I would have thought Katie would have been the first in line to tell her about my covering up for Ryder, but clearly, she didn’t say a word, because Tripp is grinning at me.
“You heard it here first, pal,” he says. “You’re our man.”
“And what about Ryder?” I venture.
“Ryder who?” Tripp snorts. “He’s old news. Selena is the one to watch here. You were smart to figure that out. And if she wants you, she can have you—all the
better for us to keep her in line, am I right? I’ve been thinking we ought to find her a new guy,” he adds. “Engineer a little romance on the next movie. Is Chris available, you think? Or the other Chris?”
“Wait a minute,” I say, interrupting his matchmaking plans. “Selena’s not a puppet, Tripp. She’s a person.”
Tripp’s expression flickers, but barely. “Of course she is,” he says. “And we respect her. She’s a great girl—excuse me, a great woman. And she deserves a great guy to appreciate her. A guy to costar in her next movie, generate some buzz—”
“No,” I stop him. “Seriously! This is what got us into this mess! You can’t just go around manipulating her like this,” I exclaim, getting angrier. “I’m lucky she’s even speaking to me after what I put her through.” I think of what Katie said back at the ranch. What if I’d done what I was supposed to and kept Ryder’s dirty little secret? What if she’d actually married him?
Suddenly, I’m the one feeling dirty. Like one of the scummy Hollywood suits I always swore I’d never become.

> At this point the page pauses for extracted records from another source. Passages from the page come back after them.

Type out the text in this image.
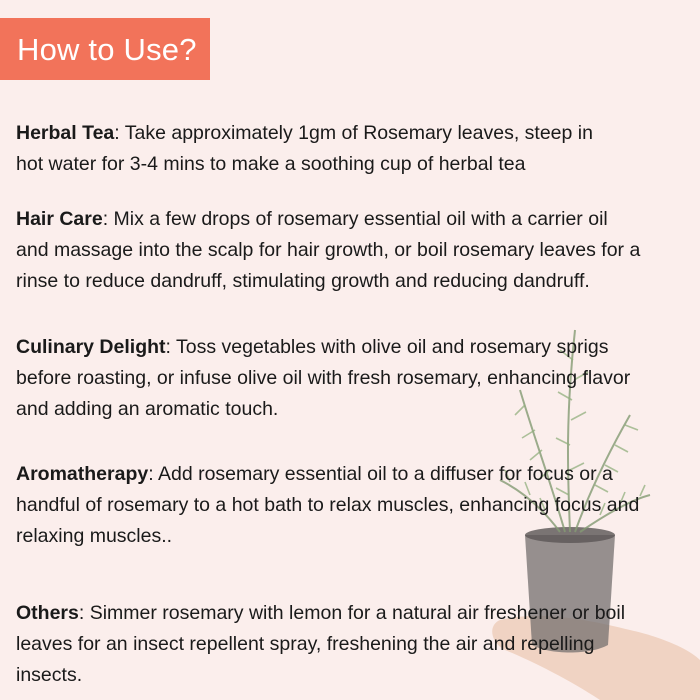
How to Use?
Herbal Tea: Take approximately 1gm of Rosemary leaves, steep in
hot water for 3-4 mins to make a soothing cup of herbal tea
Hair Care: Mix a few drops of rosemary essential oil with a carrier oil
and massage into the scalp for hair growth, or boil rosemary leaves for a
rinse to reduce dandruff, stimulating growth and reducing dandruff.
Culinary Delight: Toss vegetables with olive oil and rosemary sprigs
before roasting, or infuse olive oil with fresh rosemary, enhancing flavor
and adding an aromatic touch.
Aromatherapy: Add rosemary essential oil to a diffuser for focus or a
handful of rosemary to a hot bath to relax muscles, enhancing focus and
relaxing muscles..
Others: Simmer rosemary with lemon for a natural air freshener or boil
leaves for an insect repellent spray, freshening the air and repelling
insects.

Well, look at me now, about as scummy as they come.
“Look,” I tell Tripp, determined, “I took this job because I love movies, and I wanted to be a part of making them. Not because I want to mess with people’s hearts just to protect the bottom line.”
“You’re forgetting something,” Tripp says, sneering at me. “That bottom line is what pays your salary, kid.”
“Not anymore,” I tell him, before I even realize what I’m doing. “I quit.”
It doesn’t take me long to clear out my stuff and pack up the Jeep. I drive away, feeling better for the first time all week. Sure, it was a crazy, impulsive move, but I know I’m doing the right thing. No job is worth manipulating people like that.
No job is worth losing the one person I care about the most.
I hit the freeway and find myself driving down towards the coast. I should be thinking about my future now: how the hell I’m going to find another job and pay rent and all my student loans. But the truth is, all I can think about is Katie. She’s the one I want to tell about what happened today.